McGuffey's New Fourth Eclectic Reader (1866) takes this poem as the topic of Lesson LV. After urging the reader to "Utter distinctly each consonant: terrible, thunders, brave, distant, progress, trust, mangled, burning, bright," it introduces and presents the poem, following it with a set of questions: "What is this story about? Who was Casabianca? By whose side did he stand in the midst of battle? What happened to his father? What took fire? What did the sailors begin to do? What did the little boy do? Why did he stand there amid so much danger? What became of him?"
A character in Samuel Butler's The Way of All Flesh draws an unorthodox moral from the poem:
- Then he thought of Casabianca. He had been examined in that poem by his father not long before. 'When only would he leave his position? To whom did he call? Did he get an answer? Why? How many times did he call upon his father? What happened to him? What was the noblest life that perished there? Do you think so? Why do you think so?' And all the rest of it.
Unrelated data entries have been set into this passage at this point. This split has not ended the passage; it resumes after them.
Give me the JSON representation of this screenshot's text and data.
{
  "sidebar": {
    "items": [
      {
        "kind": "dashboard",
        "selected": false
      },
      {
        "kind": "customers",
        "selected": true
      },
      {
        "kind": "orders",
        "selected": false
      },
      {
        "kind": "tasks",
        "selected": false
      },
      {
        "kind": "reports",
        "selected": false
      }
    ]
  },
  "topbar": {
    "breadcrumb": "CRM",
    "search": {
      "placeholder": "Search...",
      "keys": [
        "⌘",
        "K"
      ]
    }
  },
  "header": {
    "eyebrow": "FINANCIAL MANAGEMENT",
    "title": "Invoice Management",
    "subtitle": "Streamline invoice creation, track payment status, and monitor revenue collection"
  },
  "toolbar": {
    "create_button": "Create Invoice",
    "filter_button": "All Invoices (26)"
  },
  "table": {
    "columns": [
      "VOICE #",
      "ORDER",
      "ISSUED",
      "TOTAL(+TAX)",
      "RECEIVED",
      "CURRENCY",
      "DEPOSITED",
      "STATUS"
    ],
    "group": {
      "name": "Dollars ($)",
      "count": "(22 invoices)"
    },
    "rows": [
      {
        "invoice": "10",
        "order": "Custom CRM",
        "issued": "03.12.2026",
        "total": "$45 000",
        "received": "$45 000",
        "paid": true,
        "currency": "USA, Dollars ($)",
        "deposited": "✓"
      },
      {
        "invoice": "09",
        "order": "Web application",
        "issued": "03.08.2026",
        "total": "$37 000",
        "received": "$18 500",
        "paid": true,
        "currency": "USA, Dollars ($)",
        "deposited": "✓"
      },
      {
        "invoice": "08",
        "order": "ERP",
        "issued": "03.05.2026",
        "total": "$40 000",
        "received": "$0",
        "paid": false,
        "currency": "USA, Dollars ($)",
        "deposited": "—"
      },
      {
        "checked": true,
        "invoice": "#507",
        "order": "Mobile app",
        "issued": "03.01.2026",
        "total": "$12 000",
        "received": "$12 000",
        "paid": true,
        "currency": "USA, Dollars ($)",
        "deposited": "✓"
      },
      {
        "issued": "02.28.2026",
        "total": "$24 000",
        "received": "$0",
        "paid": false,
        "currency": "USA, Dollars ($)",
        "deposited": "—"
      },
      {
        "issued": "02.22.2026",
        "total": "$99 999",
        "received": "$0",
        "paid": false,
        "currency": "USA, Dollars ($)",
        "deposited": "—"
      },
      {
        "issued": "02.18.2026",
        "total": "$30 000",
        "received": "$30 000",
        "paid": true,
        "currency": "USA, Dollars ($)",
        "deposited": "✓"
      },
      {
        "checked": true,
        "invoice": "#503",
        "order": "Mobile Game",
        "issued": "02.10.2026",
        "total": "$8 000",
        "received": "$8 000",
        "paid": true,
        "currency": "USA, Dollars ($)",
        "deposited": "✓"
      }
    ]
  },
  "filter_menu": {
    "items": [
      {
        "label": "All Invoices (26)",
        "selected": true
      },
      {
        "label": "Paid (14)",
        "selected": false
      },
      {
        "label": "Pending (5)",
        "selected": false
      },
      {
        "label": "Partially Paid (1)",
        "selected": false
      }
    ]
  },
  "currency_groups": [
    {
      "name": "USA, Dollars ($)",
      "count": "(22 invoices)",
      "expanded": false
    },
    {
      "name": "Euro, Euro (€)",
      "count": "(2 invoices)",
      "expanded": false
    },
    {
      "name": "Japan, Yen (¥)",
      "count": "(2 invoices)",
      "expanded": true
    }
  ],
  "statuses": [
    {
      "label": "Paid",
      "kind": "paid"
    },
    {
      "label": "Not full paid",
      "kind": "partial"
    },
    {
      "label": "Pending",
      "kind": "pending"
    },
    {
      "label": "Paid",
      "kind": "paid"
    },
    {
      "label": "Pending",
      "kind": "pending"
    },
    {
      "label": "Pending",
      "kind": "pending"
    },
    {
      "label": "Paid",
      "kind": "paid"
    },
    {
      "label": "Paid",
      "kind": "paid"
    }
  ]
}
Of course he thought Casabianca's was the noblest life that perished there; there could be no two opinions about that; it never occurred to him that the moral of the poem was that young people cannot begin too soon to exercise discretion in the obedience they pay to their papa and mamma.
A version of the poem by American poet Elizabeth Bishop refers to elements of Hemans's original work as an allegory for love.
In History of the Voice: The Development of Nation Language in Anglophone Caribbean Poetry (1984), Kamau Brathwaite alludes to the poem as an example of imperial education and hopes those who have had to recite its lines will be able to express themselves in nation language instead of imposed language (and poetry).
The first line of the poem serves as the title and the inspiration for the short story of the same name by C. S. Forester. In this version the hero, Ed Jones, remains at his station aboard the fictitious USS Boon during the Battle of Midway. A fire started in the bilge beneath his station in the engine room, but Jones remained at his station slowly roasting while the battle rages. At the conclusion of the battle he is relieved by a damage control party. Burned, he nonetheless survives the war.